Confusion Correct association
Pulmonary fibrosis drug Busulfan & nitrosoureas (alkylators); Bleomycin & Methotrexate & Amiodarone (non-alkylators)
Haemorrhagic cystitis Cyclophosphamide & Ifosfamide only
Ototoxic anticancer drug Cisplatin (also aminoglycosides, loop diuretics among non-cancer drugs)
Cold-triggered neuropathy Oxaliplatin (unique)
Cardiotoxic chemo Doxorubicin/anthracyclines, trastuzumab — NOT alkylators (high-dose cyclophosphamide is an exception → haemorrhagic myocarditis)
t-AML 5/7 vs 11q23 Alkylators = late, del 5/7; Etoposide (topo-II) = early, MLL/11q23

High-yield: High-dose cyclophosphamide (transplant conditioning) is itself cardiotoxic — causing acute haemorrhagic myocarditis/pericarditis. A subtle exception to "alkylators are not cardiotoxic."

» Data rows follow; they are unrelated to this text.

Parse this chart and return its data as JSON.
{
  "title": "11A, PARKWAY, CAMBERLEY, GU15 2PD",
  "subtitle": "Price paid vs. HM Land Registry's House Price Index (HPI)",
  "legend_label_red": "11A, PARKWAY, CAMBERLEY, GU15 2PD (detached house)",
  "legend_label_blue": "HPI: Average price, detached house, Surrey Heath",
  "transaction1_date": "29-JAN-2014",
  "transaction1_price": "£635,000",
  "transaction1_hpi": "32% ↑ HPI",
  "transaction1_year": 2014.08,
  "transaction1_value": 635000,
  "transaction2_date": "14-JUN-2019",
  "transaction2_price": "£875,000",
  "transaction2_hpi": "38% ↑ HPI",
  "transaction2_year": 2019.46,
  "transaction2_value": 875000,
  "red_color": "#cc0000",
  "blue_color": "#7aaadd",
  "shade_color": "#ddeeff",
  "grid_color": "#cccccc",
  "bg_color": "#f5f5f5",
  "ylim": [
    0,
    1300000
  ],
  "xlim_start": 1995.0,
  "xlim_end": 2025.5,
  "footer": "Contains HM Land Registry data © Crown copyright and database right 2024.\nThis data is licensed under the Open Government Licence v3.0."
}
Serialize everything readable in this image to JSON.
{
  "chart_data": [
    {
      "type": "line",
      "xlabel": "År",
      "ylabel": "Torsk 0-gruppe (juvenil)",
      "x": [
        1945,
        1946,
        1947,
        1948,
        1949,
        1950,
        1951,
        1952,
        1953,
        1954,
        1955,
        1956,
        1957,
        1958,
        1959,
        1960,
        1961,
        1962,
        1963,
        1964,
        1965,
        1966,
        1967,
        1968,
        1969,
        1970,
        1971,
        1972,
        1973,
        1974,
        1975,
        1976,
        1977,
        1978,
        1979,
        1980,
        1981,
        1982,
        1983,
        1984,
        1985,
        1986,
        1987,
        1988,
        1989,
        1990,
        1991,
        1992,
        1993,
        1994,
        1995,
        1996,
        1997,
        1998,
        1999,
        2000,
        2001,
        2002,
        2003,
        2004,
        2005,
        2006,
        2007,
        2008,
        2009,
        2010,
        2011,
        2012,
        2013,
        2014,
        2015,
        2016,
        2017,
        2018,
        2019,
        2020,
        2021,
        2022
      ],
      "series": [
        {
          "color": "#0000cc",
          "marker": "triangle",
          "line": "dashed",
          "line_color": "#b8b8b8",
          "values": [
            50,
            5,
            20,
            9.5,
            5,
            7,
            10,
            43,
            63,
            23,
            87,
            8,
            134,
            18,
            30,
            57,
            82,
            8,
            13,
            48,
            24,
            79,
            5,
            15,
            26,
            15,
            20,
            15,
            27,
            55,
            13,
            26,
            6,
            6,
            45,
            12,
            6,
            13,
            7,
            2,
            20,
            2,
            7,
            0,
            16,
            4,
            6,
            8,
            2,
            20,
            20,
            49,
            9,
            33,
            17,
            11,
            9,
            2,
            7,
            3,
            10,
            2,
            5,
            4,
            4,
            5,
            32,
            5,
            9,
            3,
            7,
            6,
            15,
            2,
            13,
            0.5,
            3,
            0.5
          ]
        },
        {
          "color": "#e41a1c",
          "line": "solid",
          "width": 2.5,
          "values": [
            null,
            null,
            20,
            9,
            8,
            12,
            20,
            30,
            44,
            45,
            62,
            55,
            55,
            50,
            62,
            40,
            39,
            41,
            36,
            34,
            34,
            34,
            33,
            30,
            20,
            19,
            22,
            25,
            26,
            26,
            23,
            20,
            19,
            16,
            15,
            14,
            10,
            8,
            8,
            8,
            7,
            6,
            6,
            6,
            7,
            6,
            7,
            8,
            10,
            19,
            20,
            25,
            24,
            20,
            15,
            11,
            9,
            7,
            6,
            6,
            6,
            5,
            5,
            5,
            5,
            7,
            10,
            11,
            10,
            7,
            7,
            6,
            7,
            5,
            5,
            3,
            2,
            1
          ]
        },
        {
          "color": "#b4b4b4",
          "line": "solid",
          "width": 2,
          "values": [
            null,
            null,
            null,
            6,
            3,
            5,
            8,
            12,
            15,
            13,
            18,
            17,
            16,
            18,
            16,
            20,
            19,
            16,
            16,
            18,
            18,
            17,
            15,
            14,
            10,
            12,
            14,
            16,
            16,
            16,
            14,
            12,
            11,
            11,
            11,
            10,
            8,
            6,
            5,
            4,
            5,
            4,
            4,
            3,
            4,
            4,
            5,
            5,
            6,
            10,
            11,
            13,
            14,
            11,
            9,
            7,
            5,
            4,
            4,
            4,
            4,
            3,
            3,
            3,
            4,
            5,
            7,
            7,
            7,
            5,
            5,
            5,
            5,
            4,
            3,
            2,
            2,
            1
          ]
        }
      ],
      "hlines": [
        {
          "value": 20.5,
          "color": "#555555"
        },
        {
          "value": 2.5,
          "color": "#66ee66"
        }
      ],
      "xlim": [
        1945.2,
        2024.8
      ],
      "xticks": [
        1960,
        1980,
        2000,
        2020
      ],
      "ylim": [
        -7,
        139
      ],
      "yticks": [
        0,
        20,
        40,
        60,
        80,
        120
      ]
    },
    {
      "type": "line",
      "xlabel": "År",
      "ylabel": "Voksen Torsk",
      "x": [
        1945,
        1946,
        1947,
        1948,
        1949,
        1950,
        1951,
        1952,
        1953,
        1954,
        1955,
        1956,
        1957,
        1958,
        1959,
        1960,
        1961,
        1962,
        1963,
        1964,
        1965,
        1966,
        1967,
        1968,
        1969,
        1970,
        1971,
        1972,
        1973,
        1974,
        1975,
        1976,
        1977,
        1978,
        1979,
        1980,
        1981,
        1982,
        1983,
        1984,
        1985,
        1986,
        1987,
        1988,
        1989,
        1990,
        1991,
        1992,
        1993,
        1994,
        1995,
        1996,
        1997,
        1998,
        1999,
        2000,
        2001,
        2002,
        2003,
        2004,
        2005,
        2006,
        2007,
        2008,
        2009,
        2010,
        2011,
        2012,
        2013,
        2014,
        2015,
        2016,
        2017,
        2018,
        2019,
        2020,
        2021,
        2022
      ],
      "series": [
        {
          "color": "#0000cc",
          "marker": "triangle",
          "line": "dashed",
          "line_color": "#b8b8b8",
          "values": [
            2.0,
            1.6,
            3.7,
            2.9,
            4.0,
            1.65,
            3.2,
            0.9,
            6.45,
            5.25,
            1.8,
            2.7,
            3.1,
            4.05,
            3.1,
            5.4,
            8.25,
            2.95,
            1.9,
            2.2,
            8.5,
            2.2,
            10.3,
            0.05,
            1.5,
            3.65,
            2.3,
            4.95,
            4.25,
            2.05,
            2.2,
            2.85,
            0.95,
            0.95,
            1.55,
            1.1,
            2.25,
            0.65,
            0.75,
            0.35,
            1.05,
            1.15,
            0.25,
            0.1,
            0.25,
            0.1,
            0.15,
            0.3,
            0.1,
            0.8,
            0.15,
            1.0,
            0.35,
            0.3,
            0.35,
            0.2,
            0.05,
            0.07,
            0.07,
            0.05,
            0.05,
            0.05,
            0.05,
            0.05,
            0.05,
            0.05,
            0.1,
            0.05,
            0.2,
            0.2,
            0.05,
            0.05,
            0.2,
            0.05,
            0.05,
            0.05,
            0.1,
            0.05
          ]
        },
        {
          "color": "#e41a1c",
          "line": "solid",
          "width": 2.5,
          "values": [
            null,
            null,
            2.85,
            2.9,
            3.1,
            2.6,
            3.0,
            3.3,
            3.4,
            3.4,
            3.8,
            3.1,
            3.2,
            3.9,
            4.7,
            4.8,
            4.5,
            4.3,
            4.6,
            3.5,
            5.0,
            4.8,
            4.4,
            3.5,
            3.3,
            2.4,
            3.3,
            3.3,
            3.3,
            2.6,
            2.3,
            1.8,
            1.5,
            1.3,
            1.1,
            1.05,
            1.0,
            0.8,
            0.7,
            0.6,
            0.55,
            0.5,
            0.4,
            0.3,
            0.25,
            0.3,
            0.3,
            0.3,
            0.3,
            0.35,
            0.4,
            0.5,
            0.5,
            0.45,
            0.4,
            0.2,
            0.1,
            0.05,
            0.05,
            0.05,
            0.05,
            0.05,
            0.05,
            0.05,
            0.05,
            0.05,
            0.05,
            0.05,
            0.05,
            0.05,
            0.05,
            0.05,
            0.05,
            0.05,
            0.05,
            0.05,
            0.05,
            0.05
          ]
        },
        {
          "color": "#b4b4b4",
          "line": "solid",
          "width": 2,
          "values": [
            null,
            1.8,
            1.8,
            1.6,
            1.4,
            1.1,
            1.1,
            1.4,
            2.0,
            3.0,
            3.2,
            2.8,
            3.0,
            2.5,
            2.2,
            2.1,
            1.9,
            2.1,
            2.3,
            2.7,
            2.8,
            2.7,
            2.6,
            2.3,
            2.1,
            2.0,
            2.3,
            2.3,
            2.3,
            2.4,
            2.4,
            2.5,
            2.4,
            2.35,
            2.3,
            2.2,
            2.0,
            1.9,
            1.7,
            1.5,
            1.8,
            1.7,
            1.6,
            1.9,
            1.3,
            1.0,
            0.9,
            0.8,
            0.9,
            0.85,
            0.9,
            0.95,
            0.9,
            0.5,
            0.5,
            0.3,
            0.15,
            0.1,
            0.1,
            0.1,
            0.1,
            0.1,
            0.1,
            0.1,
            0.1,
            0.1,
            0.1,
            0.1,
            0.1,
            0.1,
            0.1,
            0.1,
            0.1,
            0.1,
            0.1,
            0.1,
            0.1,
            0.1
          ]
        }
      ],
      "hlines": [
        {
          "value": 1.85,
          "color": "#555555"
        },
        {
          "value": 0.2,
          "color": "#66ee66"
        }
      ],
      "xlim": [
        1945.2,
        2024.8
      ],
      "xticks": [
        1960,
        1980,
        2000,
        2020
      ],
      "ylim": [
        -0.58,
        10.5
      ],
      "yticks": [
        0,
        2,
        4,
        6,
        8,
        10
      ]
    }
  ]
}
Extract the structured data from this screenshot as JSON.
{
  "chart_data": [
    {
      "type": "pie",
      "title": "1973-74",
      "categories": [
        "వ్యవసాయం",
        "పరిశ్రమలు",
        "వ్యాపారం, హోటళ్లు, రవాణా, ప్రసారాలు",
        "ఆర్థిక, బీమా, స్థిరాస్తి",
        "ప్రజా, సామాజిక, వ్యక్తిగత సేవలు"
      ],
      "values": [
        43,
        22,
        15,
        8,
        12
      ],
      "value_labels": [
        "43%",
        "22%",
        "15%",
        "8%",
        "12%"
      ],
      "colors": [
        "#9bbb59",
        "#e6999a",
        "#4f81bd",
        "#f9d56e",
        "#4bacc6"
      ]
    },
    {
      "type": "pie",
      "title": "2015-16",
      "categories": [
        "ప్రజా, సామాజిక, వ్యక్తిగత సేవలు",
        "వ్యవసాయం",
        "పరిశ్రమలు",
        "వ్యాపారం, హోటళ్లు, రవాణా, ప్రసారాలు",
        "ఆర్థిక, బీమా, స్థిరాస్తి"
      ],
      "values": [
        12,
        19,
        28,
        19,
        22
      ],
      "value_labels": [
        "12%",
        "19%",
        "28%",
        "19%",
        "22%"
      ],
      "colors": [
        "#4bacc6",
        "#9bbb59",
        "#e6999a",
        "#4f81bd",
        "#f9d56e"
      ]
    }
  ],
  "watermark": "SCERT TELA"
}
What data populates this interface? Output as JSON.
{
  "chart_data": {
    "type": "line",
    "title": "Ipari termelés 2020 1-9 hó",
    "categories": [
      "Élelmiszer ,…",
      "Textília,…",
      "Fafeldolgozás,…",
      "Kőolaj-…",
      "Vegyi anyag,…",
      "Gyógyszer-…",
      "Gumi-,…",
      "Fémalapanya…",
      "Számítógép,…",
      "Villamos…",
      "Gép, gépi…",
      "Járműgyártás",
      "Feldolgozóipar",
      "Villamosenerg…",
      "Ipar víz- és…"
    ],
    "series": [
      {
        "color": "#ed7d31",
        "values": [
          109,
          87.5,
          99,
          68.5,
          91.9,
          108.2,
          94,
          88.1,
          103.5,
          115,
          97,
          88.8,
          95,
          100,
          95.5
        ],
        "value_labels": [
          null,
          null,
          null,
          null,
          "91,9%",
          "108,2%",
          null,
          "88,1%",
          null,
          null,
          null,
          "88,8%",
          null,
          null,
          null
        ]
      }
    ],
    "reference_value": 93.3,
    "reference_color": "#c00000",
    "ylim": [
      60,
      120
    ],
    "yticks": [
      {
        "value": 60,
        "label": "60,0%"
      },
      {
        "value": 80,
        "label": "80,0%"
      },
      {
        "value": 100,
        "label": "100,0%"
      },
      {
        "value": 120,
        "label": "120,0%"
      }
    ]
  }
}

Recently asked / exam angle

  • "Antidote for cyclophosphamide-induced haemorrhagic cystitis" → Mesna (single most repeated alkylator MCQ).
  • "Which platinum compound is least nephrotoxic / most myelosuppressive?" → Carboplatin (thrombocytopenia).
  • "Cisplatin toxicity prevented by hydration with?" → Normal saline + mannitol/forced diuresis ± amifostine.
  • "Drug causing pulmonary fibrosis + skin pigmentation used in CML/transplant" → Busulfan.
  • "Ifosfamide encephalopathy is treated with" → Methylene blue.
  • "Alkylating agent causing the highest secondary AML risk" → recall melphalan/procarbazine, late del 5/7.
  • "Cell-cycle non-specific drug among options" → alkylators (also nitrosoureas, antibiotics like doxorubicin, cisplatin).
  • "Oxaliplatin neuropathy precipitated by" → cold exposure.
  • "Carboplatin dose by Calvert formula needs" → AUC and GFR.
  • "Prodrug among anticancer agents" → Cyclophosphamide (also capecitabine, 6-MP).

Rapid revision

  1. Alkylating agents are cell-cycle non-specific; alkylate N-7 of guanine → DNA cross-links.
  2. Cyclophosphamide is a prodrug activated by hepatic CYP450 to phosphoramide mustard + acrolein.
  3. Acrolein → haemorrhagic cystitis; antidote = Mesna + hydration.
  4. Ifosfamide: more cystitis + encephalopathy (treat with methylene blue) + Fanconi syndrome.
  5. Cisplatin: nephrotoxic, ototoxic (high-frequency), most emetogenic, neuropathy, hypomagnesaemia.
  6. Carboplatin: myelosuppressive (thrombocytopenia), renal/ear sparing; dosed by Calvert (AUC) formula.
  7. Oxaliplatin: cold-induced peripheral neuropathy; FOLFOX for colorectal cancer.
  8. Busulfan: pulmonary fibrosis ("busulfan lung"), hyperpigmentation, seizures; CML/transplant conditioning.
  9. Nitrosoureas (BCNU/CCNU): lipophilic, cross BBB → brain tumours; delayed cumulative myelosuppression.
  10. Amifostine = cytoprotectant against cisplatin nephrotoxicity; main adverse effect = hypotension.
  11. Alkylators → late secondary AML with del 5/7; etoposide → early t-AML with 11q23/MLL.
  12. Cyclophosphamide also used for lupus nephritis & Wegener's; high-dose causes SIADH and haemorrhagic myocarditis.